Sophia Loren, con le sue movenze sofisticate, ci conduce in un’atmosfera internazionale anche quando fa la ciociara che urla contro i marocchini che le hanno violentato la figlia. Il suo nomadismo la porta lontana, fino a incontrarsi con Charlie Chaplin che la sceglie come protagonista di un suo film. La foto in esposizione rivela il suo largo e perfetto sorriso. È vestita di nero e porta al collo una gigantesca croce di diamanti, un gioiello che vuole ricordarci, ma senza fanatismi, le radici popolari e meridionali della grande attrice. Accanto a lei l’ultimo sindaco di Roma, Veltroni. Grande lavoratore, mediatore sorridente, capace di dimenticare ogni ambizione politica per andare di persona a conoscere i derelitti dell’Africa nera. Capace di prendere con sé gli studenti delle scuole e portarli ad Auschwitz, per riflettere sugli orrori della Shoah. Un idealista, un sognatore oppure un abile e indomito amministratore? Ciascuno dice la sua. Ma nessuno contesta la sua lealtà, la sua straordinaria capacità di lavoro, il suo disinteresse.
E poi: Vittorio Gasmann, accanto a Liv Ulman. Chissà se era già tormentato dalla depressione che gli ha accorciato la vita. L’uomo alto e bello di cui si innamoravano tutte le attrici con cui lavorava, sia in America che in Europa. L’uomo dalle grandi ambizioni e i sogni di un bambino. Sul fondo della foto distinguiamo Rosi e in primo piano anche Scola, due registi che hanno partecipato a rendere grande il cinema italiano nel mondo.
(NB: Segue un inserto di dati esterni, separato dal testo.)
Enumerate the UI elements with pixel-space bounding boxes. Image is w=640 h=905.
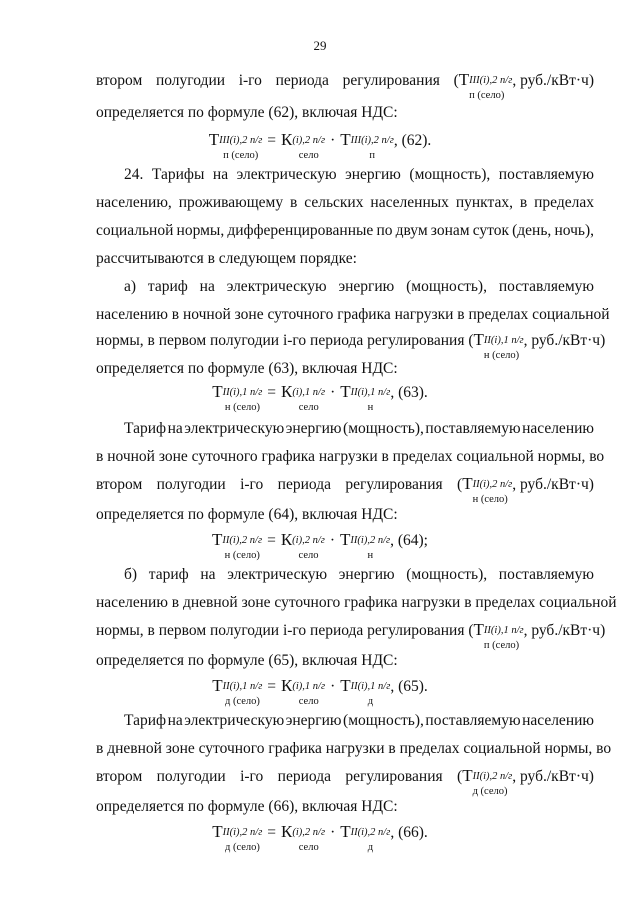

E ancora: Luigi Proietti, Giulietta Masina, Massimo Ghini, Roberto Benigni. Quest’ultimo sorridente, a braccetto con Lello Arena nel lontano ‘83, ancora forse non così popolare, ma già pieno di progetti e di invenzioni esilaranti che scavano in profondità. Si sente la mancanza di Marcello Mastroianni, altro archetipo del maschio italiano, rimasto impresso nelle nostre rètine con il suo passo ciondolante, la sua indolenza romana, il suo sorriso triste, la sua voce chioccia e sensuale. Ci manca solo lui per completare questa panoramica malinconica e felice, di una Roma scomparsa eppure ancora presente. Una Roma pronta a regalare, a sognare, inventare, a intraprendere grandi progetti per poi abbandonarsi alle più antiche pigrizie. Pur conservando sempre una stupefacente capacità di stare coi piedi per terra e ridere di sé.